21 Oct 2022
Jacqui Baker, partner and head of retail at leading audit, tax and consulting firm RSM UK, comments on the September ONS retail sales data, which shows a decrease in retail sales volumes of 1.4%.
‘Consumers reigned in their spending last month in anticipation of a spike in their bills due to the energy price cap increase in October. In addition, the extra bank holiday due to the Queen’s State Funeral is likely to have impacted trading in September. Consumer confidence also reached another all-time low with all categories falling except clothing which was up 0.1%. However, food sales fell 1.8% which leaves them 3.2% below pre-Covid levels.

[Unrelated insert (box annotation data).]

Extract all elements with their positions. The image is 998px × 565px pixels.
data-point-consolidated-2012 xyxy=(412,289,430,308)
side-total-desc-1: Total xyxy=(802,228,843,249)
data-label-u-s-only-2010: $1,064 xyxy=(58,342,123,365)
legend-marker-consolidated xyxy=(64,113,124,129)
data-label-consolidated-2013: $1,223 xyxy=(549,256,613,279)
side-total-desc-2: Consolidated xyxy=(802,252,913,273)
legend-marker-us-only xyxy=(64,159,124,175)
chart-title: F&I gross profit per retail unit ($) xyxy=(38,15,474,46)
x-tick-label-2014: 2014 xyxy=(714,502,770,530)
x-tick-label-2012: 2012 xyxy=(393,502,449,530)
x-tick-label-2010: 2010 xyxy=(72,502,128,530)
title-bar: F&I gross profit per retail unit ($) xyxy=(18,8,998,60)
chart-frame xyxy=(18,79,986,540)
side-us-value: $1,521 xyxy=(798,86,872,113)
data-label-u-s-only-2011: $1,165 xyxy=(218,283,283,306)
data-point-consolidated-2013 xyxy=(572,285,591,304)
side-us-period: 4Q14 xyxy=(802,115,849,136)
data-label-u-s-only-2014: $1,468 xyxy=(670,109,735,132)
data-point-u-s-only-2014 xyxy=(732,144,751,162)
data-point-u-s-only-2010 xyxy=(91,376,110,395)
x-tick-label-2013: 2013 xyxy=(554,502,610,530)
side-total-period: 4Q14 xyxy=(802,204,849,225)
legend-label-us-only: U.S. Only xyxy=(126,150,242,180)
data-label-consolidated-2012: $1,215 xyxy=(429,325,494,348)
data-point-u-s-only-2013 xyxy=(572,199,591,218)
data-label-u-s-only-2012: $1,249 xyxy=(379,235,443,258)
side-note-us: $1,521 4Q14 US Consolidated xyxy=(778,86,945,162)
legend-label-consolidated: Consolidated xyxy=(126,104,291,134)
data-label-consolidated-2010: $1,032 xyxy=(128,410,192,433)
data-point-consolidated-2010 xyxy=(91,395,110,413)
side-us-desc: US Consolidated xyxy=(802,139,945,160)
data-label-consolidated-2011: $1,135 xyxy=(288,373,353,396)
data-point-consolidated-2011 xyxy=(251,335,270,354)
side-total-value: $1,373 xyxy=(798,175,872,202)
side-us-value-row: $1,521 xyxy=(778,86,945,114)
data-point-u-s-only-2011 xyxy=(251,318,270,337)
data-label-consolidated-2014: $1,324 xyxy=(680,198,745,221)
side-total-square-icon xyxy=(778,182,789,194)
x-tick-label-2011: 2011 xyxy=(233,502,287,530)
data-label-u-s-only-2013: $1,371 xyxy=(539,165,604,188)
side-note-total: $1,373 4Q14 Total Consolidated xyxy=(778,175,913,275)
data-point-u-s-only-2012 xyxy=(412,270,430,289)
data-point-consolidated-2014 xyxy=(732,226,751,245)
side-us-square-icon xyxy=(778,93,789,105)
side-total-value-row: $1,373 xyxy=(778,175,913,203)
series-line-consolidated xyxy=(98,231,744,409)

‘With less than 10 weeks until Christmas, the remainder of this Golden Quarter will be a crucial trading period for retailers who normally enjoy the tills ringing at this time of year. It could be make or break in some cases. Many retailers will be relying on consumer demand to offload the excess stock sitting in their warehouses, particularly during Black Friday and Cyber Monday.
‘As consumers trade down, it’s key that retailers hold their nerve and avoid discounting too early, but some may be left with no choice.
‘The government’s U-turn on its VAT-free shopping scheme will be a massive blow to a sector looking for support. With business rates frozen for the last two autumn budgets, the hope is that the government will step in and continue the freeze, rather than leaving retailers to fend for themselves to survive the difficult winter ahead and a stark start to 2023.’
Thomas Pugh, economist at RSM UK, added: ‘‘Another massive fall in retail sales volumes is a very clear signal that consumers are sharply cutting back on spending and cements the drop in GDP in Q3. We are expecting a drop of 0.5% q/q. Admittedly, the September sales were depressed by the extra Bank Holiday for the Queen’s funeral. But we don’t expect Q4 to be much better as another rise in energy bills in October and soaring mortgage rates will continue to depress consumer spending and hammer retail spending and the wider economy.
‘Overall, we think the economy is already in a recession and will be until Q3 2023 with a peak-to-trough drop in GDP of around 2%, similar to the 1990s recession.’